Alors que le rendez-vous est donné à 9 heures 30, les manifestants arrivent au compte-goutte. Les revendications des grévistes, réunis en intersyndicale (CGT, Unsa, CFDT et Cidre-CFTC), sont claires : une augmentation des salaires à hauteur de 7 %, mais aussi de meilleures conditions de travail avec notamment le souhait d’avoir un meilleur équilibre entre vie professionnelle et vie personnelle. Au terme d’une réunion avec la direction tenue il y a une dizaine de jours, la proposition d’Apple d’augmenter les salaires à hauteur de 4,5 % n’est pas satisfaisante et faussée, selon Tarek, délégué syndical CGT : « Cette hausse n’est pas prévue pour tous les employés. Les augmentations d’Apple se font en fonction des notations attribuées à chaque salarié. Ce chiffre est une moyenne, certains auront moins et une poignée auront plus, jusqu’à 6 % maximum. »
La grève, sans blocage, s’étend du vendredi 22 septembre à 9 heures au lendemain à 20 heures. Le timing est choisi stratégiquement face au déploiement en magasin du nouveau modèle de téléphone de la marque. Cet événement est le plus important pour l’entreprise. « C’est marrant parce qu’Apple n’a pas l’habitude de tout ça. En général, les sorties de produits représentent de grosses fêtes. Il y a des applaudissements de partout, les clients qui entrent sont congratulés par les employés », révèle Mathias, drapeau de la CGT à la main. Employé chez Apple depuis huit ans, il travaille à mi-temps dans l’enseigne située au marché Saint-Germain, dans le 6e arrondissement de Paris.
Sourde oreille
Les gilets oranges de la CFDT sont visibles et présents en nombre, alors que la pluie ne cesse de s’intensifier. « Manifestation pluvieuse, manifestation heureuse ! Et c’est bien pour la planète », glisse un manifestant syndiqué à la CFDT, ravi de l’écho médiatique suscité par la grève. L’annonce est faite : les vingt magasins d’Apple en France sont concernés par la grève. Une réussite pour les organisateurs.

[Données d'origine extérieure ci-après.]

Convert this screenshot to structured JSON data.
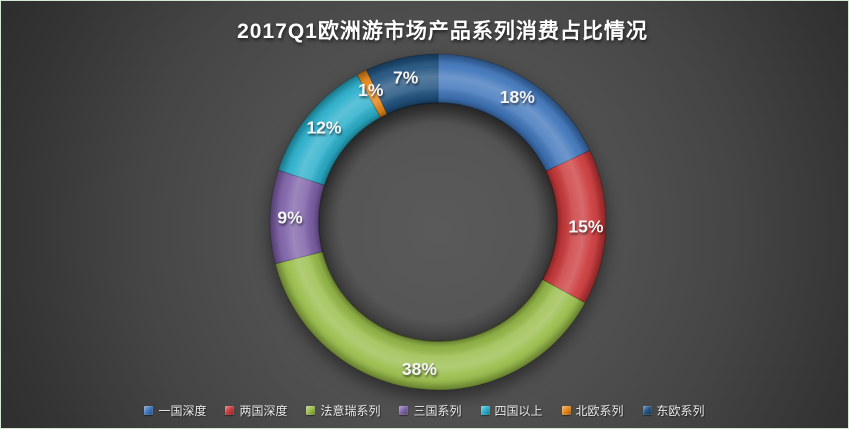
{
  "chart_data": {
    "type": "pie",
    "subtype": "donut",
    "title": "2017Q1欧洲游市场产品系列消费占比情况",
    "categories": [
      "一国深度",
      "两国深度",
      "法意瑞系列",
      "三国系列",
      "四国以上",
      "北欧系列",
      "东欧系列"
    ],
    "values": [
      18,
      15,
      38,
      9,
      12,
      1,
      7
    ],
    "unit": "%",
    "labels": [
      "18%",
      "15%",
      "38%",
      "9%",
      "12%",
      "1%",
      "7%"
    ],
    "colors": [
      "#4076bb",
      "#cb3a3c",
      "#99bd4a",
      "#7e61a8",
      "#2aafcb",
      "#e6881b",
      "#215380"
    ],
    "start_angle_deg": 0,
    "direction": "clockwise",
    "legend_position": "bottom",
    "style_3d": true
  },
  "colors": {
    "frame_border": "#d5e8d4",
    "background_center": "#5a5a5a",
    "background_edge": "#2a2a2a",
    "title_text": "#ffffff",
    "legend_text": "#e8e8e8",
    "label_text": "#f5f5f5"
  }
}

Après une heure de rassemblement dans le calme, sans prise de parole, où les manifestants discutent et les représentants syndicaux répondent aux nombreux journalistes, le secrétaire adjoint de la CGT commerce de Paris, Rémy Frei, s’empare du mégaphone. D’un ton sarcastique, il s’adresse directement aux clients qui attendent d’entrer dans le magasin : « Avant de faire vos achats, sachez que ce mouvement social aurait pu être évité. Nous demandons seulement 7 % d’augmentation, soit moins que l’inflation, des conditions de travail correctes et la possibilité d’avoir une vie privée digne de ce nom. La direction a choisi le bras de fer ! » Le syndicaliste en profite pour remercier les salariés de la Fnac de Saint-Lazare, présents en soutien.
Un rire jaune s’empare de la foule face au contraste observé entre la queue d’une cinquantaine de clients, en quête du graal – pour lequel il faut débourser près de 1000 euros -, et leur manifestation. « Je soutiens totalement les salariés. Leurs revendications sont légitimes quand vous voyez le niveau de l’inflation et les prix exorbitants des appareils vendus par Apple », indique Aissata, cliente présente, sous son parapluie, dans la file d’attente. Non loin, les salariés précisent que la colère gronde depuis longtemps et qu’elle s’est intensifiée avec l’inflation. « Ce n’est pas un caprice », avertit Tarek.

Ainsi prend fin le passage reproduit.